Kim Jong Nam, the half-brother of the North Korean leader who was killed in a nerve-agent attack allegedly ordered by Pyongyang, had been working with the CIA prior to his death, according to The Wall Street Journal and a new book by a Washington Post reporter.
The Journal, in a story published Monday, cites "a person knowledgeable about the matter" as saying that Kim Jong Nam, who was living in the semi-autonomous Chinese territory of Macau in the years before his death, had "met on several occasions with [CIA] operatives."
Washington Post correspondent Anna Fifield, in a book published Tuesday, makes a similar assertion, citing "someone with knowledge of the intelligence who spoke on condition of anonymity."
Although a link between Kim Jong Nam and the U.S. Central Intelligence Agency has been previously rumored, the Journal and the new book offer more concrete evidence and specificity.

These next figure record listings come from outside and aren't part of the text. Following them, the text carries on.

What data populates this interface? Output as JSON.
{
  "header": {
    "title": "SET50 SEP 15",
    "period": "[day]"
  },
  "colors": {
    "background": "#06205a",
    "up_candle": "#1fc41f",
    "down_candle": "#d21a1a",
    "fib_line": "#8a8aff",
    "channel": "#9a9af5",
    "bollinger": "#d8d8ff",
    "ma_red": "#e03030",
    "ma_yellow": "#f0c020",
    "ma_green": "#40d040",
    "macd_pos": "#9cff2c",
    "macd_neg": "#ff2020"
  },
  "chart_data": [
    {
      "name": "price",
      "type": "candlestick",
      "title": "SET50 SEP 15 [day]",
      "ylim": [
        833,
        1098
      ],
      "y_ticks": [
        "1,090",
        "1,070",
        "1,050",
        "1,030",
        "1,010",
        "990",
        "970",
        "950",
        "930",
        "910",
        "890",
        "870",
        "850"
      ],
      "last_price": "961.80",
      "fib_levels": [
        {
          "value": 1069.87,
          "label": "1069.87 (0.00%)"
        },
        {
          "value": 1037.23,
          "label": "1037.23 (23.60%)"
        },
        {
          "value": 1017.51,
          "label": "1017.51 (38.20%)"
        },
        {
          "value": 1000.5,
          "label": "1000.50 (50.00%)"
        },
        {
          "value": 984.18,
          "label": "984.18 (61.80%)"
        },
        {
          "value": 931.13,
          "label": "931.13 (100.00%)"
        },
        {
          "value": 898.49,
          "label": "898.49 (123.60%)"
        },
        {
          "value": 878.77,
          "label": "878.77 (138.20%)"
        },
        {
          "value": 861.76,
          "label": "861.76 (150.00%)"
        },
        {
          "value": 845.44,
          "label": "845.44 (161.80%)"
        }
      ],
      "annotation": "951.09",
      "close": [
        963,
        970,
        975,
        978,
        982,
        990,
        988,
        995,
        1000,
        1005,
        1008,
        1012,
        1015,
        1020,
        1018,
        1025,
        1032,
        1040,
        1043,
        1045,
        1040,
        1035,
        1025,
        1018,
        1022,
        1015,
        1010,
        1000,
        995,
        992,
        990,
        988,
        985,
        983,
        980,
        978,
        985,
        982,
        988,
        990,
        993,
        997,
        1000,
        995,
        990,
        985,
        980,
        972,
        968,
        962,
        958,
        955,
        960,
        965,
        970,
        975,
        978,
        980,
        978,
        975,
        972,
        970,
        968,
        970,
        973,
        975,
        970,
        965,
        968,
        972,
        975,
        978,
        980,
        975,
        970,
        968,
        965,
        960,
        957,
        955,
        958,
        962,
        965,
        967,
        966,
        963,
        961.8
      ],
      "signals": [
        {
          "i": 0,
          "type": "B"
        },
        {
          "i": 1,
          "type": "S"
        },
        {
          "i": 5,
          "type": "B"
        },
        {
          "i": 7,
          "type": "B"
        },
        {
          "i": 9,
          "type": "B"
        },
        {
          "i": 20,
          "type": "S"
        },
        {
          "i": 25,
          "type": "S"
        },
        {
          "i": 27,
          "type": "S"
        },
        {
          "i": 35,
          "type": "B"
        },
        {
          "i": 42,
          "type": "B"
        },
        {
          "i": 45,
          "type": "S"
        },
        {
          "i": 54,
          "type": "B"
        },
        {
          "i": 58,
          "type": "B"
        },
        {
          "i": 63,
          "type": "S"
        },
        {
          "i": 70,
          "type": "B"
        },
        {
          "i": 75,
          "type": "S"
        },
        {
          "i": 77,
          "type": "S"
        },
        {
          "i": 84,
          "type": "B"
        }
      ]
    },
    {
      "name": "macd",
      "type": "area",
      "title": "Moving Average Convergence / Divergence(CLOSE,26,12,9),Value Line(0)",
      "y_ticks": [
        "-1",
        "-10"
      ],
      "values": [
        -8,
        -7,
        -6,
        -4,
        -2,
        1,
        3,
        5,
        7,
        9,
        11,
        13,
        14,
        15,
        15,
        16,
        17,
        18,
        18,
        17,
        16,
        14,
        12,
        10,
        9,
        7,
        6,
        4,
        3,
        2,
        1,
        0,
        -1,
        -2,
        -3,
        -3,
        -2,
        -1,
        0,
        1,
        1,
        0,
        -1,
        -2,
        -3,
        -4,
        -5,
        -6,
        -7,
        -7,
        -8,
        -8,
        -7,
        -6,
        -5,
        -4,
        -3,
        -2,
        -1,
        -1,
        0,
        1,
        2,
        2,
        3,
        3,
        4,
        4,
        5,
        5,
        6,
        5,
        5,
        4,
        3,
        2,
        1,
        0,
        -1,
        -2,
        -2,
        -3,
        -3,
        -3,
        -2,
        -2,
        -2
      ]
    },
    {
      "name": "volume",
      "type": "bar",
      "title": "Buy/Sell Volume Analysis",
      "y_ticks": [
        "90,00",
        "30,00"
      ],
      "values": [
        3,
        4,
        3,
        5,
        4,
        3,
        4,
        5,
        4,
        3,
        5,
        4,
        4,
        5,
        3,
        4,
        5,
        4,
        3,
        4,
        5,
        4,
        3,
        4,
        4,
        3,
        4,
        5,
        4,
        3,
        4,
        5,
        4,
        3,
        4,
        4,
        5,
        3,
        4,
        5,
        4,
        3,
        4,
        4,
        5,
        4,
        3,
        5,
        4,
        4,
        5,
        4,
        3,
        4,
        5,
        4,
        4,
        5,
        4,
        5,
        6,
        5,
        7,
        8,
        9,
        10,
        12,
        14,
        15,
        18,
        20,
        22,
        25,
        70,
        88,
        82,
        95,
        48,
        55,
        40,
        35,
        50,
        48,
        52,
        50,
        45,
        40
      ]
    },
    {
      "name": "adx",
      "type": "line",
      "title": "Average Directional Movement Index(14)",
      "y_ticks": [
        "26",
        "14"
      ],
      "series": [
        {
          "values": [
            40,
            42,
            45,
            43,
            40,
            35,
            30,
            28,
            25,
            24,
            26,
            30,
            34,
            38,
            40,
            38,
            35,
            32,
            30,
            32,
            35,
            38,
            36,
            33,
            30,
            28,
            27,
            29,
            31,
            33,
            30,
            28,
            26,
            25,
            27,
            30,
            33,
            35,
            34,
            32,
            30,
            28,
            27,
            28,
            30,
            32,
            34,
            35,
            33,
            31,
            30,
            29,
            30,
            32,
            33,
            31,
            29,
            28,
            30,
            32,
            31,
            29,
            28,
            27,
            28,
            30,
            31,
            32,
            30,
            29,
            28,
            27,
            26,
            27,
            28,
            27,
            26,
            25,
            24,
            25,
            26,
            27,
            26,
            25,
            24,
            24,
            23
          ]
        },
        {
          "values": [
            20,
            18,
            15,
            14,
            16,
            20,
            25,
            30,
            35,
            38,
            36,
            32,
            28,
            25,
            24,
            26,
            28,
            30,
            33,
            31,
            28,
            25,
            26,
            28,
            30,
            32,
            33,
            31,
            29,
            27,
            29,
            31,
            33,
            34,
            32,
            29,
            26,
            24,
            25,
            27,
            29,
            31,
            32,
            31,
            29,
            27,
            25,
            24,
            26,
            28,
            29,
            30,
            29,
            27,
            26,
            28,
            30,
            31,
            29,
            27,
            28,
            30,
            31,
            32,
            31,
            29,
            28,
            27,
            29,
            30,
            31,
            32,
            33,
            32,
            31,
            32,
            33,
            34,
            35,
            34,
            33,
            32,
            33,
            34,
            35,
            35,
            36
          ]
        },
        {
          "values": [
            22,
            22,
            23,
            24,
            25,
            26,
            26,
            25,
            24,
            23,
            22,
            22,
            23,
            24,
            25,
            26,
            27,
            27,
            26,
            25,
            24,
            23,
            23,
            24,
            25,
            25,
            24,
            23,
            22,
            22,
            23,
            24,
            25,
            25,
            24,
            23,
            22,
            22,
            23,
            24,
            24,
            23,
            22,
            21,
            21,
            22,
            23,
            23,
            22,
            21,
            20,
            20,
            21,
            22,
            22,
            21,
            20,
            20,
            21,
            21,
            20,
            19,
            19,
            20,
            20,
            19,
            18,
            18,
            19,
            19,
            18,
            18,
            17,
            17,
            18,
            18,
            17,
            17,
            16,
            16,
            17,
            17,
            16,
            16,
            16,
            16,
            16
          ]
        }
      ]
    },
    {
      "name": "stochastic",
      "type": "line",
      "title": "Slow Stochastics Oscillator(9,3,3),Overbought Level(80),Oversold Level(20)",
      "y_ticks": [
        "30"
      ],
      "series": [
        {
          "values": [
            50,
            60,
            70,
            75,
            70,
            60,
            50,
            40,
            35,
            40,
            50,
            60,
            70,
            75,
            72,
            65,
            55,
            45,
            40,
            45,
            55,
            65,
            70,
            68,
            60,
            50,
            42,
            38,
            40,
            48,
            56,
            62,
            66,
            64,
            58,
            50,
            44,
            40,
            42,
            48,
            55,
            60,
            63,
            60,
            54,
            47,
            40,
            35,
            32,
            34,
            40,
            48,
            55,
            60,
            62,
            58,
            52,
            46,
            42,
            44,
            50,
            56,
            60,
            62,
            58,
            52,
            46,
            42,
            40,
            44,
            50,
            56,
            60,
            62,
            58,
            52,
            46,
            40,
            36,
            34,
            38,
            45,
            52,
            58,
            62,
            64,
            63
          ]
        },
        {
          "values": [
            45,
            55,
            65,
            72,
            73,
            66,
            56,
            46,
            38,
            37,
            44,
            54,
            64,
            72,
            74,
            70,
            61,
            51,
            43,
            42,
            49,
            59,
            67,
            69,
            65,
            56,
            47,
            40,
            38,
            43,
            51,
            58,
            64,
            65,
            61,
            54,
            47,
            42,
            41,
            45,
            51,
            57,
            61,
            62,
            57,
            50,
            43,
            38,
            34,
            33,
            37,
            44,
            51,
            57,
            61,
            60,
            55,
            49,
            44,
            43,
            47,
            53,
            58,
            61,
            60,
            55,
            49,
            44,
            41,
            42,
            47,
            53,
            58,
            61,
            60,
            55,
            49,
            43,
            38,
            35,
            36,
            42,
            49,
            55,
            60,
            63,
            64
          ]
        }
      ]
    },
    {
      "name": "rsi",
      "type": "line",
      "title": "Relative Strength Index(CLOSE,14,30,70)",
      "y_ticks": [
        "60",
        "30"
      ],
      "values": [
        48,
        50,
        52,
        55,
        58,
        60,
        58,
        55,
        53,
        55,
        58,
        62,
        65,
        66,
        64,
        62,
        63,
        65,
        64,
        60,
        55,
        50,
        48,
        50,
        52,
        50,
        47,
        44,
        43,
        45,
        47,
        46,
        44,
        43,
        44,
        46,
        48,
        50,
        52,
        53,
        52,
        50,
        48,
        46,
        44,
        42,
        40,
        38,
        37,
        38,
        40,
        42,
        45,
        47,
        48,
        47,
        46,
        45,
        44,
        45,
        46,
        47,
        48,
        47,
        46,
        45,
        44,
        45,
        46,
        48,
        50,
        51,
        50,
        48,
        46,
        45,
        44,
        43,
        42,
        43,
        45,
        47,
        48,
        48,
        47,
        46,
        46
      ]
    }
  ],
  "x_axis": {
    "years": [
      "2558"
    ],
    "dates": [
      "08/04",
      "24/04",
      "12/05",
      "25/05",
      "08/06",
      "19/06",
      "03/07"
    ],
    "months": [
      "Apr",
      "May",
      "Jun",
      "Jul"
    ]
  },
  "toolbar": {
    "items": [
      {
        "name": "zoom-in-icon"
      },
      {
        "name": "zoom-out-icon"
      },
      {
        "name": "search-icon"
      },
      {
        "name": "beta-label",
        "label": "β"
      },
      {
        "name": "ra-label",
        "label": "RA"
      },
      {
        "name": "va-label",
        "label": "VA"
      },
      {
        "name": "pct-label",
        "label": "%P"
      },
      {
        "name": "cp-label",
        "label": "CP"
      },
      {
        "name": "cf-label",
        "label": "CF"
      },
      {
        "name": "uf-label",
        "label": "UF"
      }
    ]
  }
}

The North Korean leader "would have considered [Kim Jong Nam] talking to American spies a treacherous act," Fifield writes in The Great Successor, "But Kim Jong Nam provided information to them, meeting his handlers in Singapore and Malaysia."
In February 2017, Kim Jong Nam was attacked by two women in an airport in the Malaysian capital, Kuala Lumpur, who smeared VX nerve agent on his face. The women, one an Indonesian national and another from Vietnam, said after their arrest that they had been paid for the attack, which they thought was part of television show prank.
According to the Journal, "Police testified during the trial of the two women that Mr. Kim had spent several days on the resort island of Langkawi, where he met with an unknown Korean-American man at a hotel."
"Mr. Kim traveled to Malaysia in February 2017 to meet his CIA contact, although that may not have been the sole purpose of the trip," the newspaper said, citing its anonymous source.
Fifield writes that on his last trip to Malaysia, Kim Jong Nam was seen on security footage in a hotel elevator "with an Asian-looking man who was reported to be an American intelligence agent." After the attack, the backpack Kim Jong Nam had been carrying was found to contain $120,000 in cash, according to Fifield.
As the first-born son of North Korean leader Kim Jong Il who died in 2011, Kim Jong Nam was once thought to be next in line in the dynastic succession. However, he reportedly fell out of favor with his father.
In his final years, Kim Jong Nam reportedly lived a playboy lifestyle and developed a passion for gambling that was fueled by the many casinos in his adopted home of Macau, known as "Asia's Las Vegas."